You will have on-call responsibilities to monitor and respond to incidents, ensuring service health. Our 8-hour on-call rotation includes workdays, weekends, and holidays.
Provide L2 support for user requests, assisting customers with troubleshooting product usage issues
Learn from incidents through blameless post-mortems and address service reliability issues through hands-on coding
Establish SRE best practices within product teams, including capacity planning, chaos testing, and disaster recovery drills
Improve the efficiency of development and operations teams by reducing toil through automation
Skills Needed:
2+ years of experience in roles such as SRE, DevOps, cloud engineering, observability engineering,zabbix monitoring.
Intermediate to advanced skills in Python,Linux,Terraform,CloudWatch,Grafana, Prometheus, Log management, Networking.
Intermediate to advanced level of expertise in AWS, Kubernetes, Infrastructure as Code,Docker,Jenkins, GitHub Actions and Gitlab CI.
Proficient in production on-call, troubleshooting, and incident management.

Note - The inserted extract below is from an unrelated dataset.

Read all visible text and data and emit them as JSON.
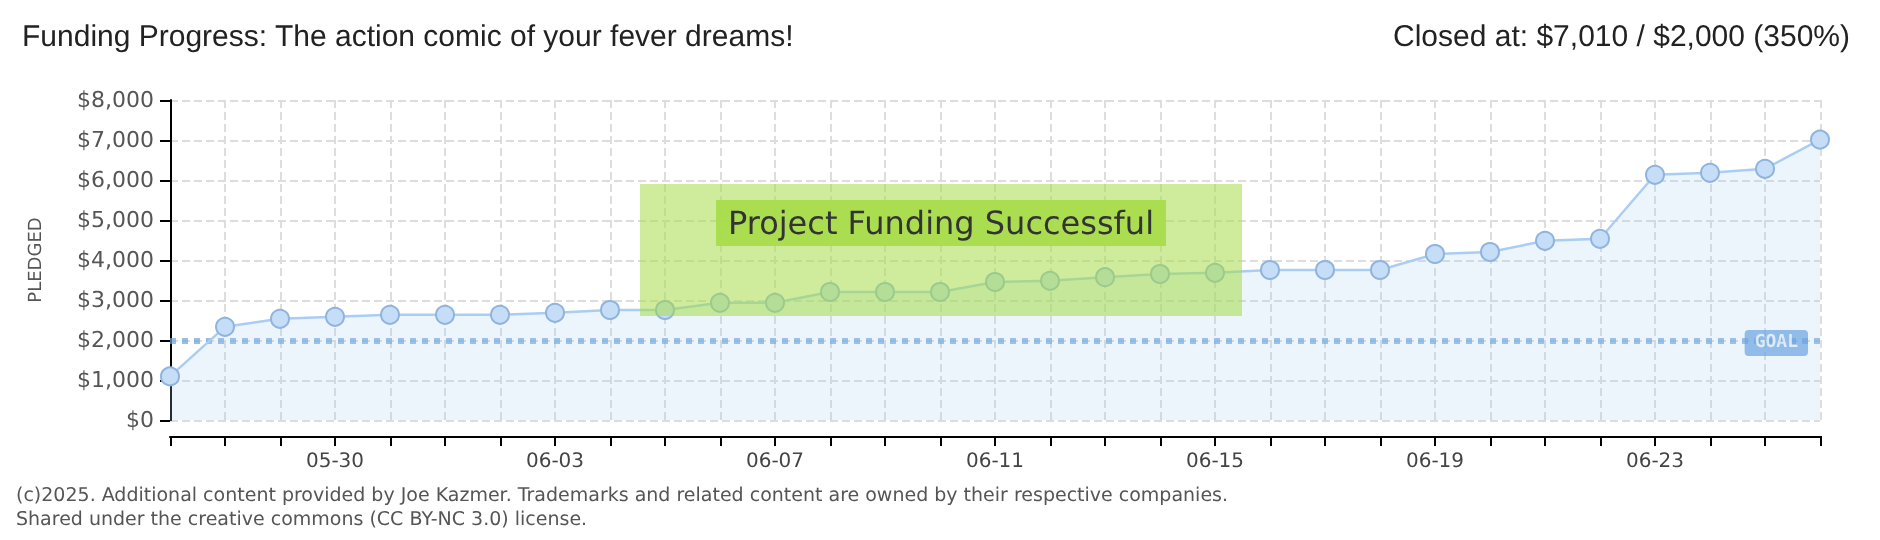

Business level English skills
NICE TO HAVES
Hands-on experience in SRE best practices, including SLO monitoring, disaster recovery planning, chaos testing, capacity planning, automation, toil reduction and more
Experience with APM solutions and monitoring systems such as Prometheus, Grafana, and GCP monitoring
Previous experience as a system engineer or Linux administrator.
AWS, GCP, or Kubernetes Certifications.